Biopsychology: Synaptic Transmission

Once the action potential reaches the end of the axon it needs to be transferred to another neuron or tissue. It must cross over a gap between the pre-synaptic neuron and post-synaptic neuron – which is known as the synaptic gap. At the end of the neuron (in the axon terminal) are the synaptic vesicles which contains chemical messengers, known as neurotransmitters. When the electrical impulse (action potential) reaches these synaptic vesicles, they release their contents of neurotransmitters.

Neurotransmitters then carry the signal across the synaptic gap. They bind to receptor sites on the post-synaptic cell that then become activated. Once the receptors have been activated, they either produce excitatory or inhibitory effects on the post-synaptic cell.

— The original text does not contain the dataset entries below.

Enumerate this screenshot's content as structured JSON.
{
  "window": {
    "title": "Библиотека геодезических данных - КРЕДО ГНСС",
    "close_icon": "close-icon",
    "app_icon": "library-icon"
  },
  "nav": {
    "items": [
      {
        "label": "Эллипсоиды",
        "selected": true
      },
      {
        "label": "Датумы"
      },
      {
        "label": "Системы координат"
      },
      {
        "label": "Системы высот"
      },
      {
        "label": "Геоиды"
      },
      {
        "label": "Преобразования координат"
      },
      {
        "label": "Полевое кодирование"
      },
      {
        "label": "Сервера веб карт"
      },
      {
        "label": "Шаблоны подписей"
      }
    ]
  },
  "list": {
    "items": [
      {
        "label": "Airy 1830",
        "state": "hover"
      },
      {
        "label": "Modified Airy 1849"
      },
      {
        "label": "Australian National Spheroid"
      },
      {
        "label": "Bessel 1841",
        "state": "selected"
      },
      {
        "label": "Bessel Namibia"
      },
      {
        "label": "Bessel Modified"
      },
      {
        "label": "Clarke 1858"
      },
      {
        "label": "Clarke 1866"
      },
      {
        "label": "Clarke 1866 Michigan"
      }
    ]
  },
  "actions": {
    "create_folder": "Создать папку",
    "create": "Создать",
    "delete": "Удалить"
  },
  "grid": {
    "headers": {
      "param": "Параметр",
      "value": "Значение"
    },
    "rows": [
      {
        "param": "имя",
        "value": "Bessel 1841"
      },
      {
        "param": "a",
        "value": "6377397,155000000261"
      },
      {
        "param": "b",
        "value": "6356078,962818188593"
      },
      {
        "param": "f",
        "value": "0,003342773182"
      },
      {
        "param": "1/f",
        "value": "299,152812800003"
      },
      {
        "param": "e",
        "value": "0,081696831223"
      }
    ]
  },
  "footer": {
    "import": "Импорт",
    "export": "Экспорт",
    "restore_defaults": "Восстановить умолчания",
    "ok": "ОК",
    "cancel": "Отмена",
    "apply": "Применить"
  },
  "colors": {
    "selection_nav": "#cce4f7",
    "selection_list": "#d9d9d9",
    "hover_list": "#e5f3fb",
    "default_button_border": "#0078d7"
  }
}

Some neurotransmitters are excitatory and some are inhibitory. Excitatory neurotransmitters (e.g. noradrenaline) make the post-synaptic cell more likely to fire, whereas inhibitory neurotransmitters (e.g. GABA) make them less likely to fire. For example, if an excitatory neurotransmitter like noradrenaline binds to the post-synaptic receptors it will cause an electrical charge in the cell membrane which results in an excitatory post-synaptic potential (EPSP), which makes the post-synaptic cell more likely to fire. Whereas, if an inhibitory neurotransmitter like GABA binds to the post-synaptic receptors it will result in an inhibitory post-synaptic potential (IPSP), which makes the post-synaptic cell less likely to fire.